I open the door to see a vision that’s far better than anything I could have possibly thought up in my limited imagining sitting alone in my car. Instantly those nerves that I was feeling seconds ago dissipate into nothing, and I feel something that’s neither nervousness nor total comfort. I feel something in between, like
a hybrid emotion that keeps me on my toes, but also makes me feel like we’ve had this date our entire lives, and now we get to live it out. “Wow.”

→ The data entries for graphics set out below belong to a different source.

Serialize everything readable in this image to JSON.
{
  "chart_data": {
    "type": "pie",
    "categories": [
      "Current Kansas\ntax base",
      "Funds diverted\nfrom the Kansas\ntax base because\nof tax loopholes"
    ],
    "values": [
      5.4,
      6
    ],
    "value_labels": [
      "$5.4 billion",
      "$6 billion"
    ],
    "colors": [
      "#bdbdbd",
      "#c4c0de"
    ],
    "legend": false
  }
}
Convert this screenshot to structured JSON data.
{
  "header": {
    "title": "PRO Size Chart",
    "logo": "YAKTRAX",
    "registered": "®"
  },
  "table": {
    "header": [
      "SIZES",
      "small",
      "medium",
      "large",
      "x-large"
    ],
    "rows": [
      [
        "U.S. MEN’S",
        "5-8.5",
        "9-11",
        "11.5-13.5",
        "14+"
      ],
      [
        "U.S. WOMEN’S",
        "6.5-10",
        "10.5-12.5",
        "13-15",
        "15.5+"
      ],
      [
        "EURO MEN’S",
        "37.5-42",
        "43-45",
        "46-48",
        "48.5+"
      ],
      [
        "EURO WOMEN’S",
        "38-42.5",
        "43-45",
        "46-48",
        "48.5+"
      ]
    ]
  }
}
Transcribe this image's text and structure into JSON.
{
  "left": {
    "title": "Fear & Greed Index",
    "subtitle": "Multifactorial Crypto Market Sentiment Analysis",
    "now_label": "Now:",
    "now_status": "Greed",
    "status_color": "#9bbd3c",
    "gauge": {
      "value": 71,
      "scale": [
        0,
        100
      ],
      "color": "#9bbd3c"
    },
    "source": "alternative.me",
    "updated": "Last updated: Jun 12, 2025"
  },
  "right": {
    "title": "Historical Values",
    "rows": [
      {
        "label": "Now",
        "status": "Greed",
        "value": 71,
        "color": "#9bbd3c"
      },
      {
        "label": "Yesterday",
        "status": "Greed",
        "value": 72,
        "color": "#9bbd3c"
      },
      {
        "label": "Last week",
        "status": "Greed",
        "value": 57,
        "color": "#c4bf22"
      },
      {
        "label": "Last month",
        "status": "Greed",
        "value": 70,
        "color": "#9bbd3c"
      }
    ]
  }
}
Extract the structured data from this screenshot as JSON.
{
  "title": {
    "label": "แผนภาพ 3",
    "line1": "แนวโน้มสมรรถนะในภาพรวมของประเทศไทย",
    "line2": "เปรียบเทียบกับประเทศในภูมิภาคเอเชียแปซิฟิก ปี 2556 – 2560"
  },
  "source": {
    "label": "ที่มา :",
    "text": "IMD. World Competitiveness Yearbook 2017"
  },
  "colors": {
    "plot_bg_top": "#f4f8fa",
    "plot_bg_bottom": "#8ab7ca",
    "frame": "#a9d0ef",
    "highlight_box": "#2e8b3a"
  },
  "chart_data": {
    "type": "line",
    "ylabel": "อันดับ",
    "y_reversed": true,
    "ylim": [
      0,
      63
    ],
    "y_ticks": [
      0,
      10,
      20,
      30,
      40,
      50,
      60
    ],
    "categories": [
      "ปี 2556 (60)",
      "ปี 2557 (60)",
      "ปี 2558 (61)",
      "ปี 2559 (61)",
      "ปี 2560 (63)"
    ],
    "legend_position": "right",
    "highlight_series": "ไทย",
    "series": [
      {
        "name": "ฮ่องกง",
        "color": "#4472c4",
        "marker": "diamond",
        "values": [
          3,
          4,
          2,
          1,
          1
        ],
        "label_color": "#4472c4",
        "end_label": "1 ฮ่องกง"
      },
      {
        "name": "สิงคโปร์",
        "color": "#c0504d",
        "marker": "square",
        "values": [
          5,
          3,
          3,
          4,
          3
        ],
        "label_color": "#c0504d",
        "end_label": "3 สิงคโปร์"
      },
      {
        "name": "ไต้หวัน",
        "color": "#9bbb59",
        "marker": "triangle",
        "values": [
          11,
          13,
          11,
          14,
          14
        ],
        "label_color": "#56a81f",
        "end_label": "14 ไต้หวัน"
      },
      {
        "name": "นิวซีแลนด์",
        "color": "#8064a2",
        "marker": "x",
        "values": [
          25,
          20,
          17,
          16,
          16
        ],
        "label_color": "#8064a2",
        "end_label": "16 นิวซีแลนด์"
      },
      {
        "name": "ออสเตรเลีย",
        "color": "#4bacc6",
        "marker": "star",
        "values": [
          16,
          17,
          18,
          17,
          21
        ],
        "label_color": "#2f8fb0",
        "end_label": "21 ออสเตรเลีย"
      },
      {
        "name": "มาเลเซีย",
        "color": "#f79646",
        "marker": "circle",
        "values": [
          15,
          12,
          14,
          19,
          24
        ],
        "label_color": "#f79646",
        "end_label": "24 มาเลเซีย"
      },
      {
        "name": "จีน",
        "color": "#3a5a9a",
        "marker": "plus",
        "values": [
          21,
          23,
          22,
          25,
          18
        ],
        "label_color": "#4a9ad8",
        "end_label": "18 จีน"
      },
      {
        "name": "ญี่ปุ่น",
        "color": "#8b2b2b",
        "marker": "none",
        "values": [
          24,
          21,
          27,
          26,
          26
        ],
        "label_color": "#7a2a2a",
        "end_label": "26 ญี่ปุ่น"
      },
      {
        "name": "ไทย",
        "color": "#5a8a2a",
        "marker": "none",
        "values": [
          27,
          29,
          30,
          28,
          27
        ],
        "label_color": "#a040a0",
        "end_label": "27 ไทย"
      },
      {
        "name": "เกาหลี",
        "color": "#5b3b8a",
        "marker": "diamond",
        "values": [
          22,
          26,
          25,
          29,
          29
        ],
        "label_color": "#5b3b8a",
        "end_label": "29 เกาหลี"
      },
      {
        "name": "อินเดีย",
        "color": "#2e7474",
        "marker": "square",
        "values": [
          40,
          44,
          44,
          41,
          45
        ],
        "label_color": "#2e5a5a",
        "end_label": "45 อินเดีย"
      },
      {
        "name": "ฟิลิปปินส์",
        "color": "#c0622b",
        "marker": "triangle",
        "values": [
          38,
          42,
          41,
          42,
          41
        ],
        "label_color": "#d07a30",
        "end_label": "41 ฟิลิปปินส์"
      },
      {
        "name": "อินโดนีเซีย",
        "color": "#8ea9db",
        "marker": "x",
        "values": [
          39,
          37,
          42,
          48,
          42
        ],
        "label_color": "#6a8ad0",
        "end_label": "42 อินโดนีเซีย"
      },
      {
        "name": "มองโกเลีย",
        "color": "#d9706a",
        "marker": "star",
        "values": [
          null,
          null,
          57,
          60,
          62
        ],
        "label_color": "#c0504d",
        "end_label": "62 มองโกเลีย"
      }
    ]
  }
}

She smiles. It’s all I can think to say. It’s three inept letters that make up a word any child would use to describe something, but it’s the most honest reaction I can give. Just like that child, I’m in awe, and when you’re in awe of something you say wow. “Thank you, you look great, too.”
“You’re too nice.” I joke. I have crap all over my shirt, and my hair is a mess, and I really should have shaved yesterday, but this isn’t the first time we’re seeing each other, so I forego the perfect look for the perfect date instead, and I hope she’ll forgive me on that. She steps through the doorway looking gorgeous. I stare at her while she takes a deep breath and comments on how good everything smells.
“Caramelized vegetables,” I tell her. “Carrots, onions, and some garlic.”
“Oooh, fancy.”
“Not at all,” I say modestly. “The oven does most of the work with those. Just a little olive oil, salt and pepper, and let ‘er rip. I’m talking to you like I’m on some cooking show and you’re a judge, aren’t I?”
“No, you’re good,” she says, laughing. “I like hearing about it. It’s making me hungrier than I already was.”
She’s facing my kitchen, but when she turns around to face me I wrap my arms around her and kiss her. She seems surprised at first, but it only lasts a second, and then her body submits, her lips press into mine softly, and her arms wrap my waist. “It’s been too long,” she says when our mouths separate. “Way too long.”
“I know, I’m an asshole. I can’t believe we’re just doing this now. It’s all my fault, I take full responsibility.”
“I agree,” she jokes. “No, it’s never just one persons’ fault. How about we call it both of our faults. I could have been a little more pushy, but I didn’t want to bother you.”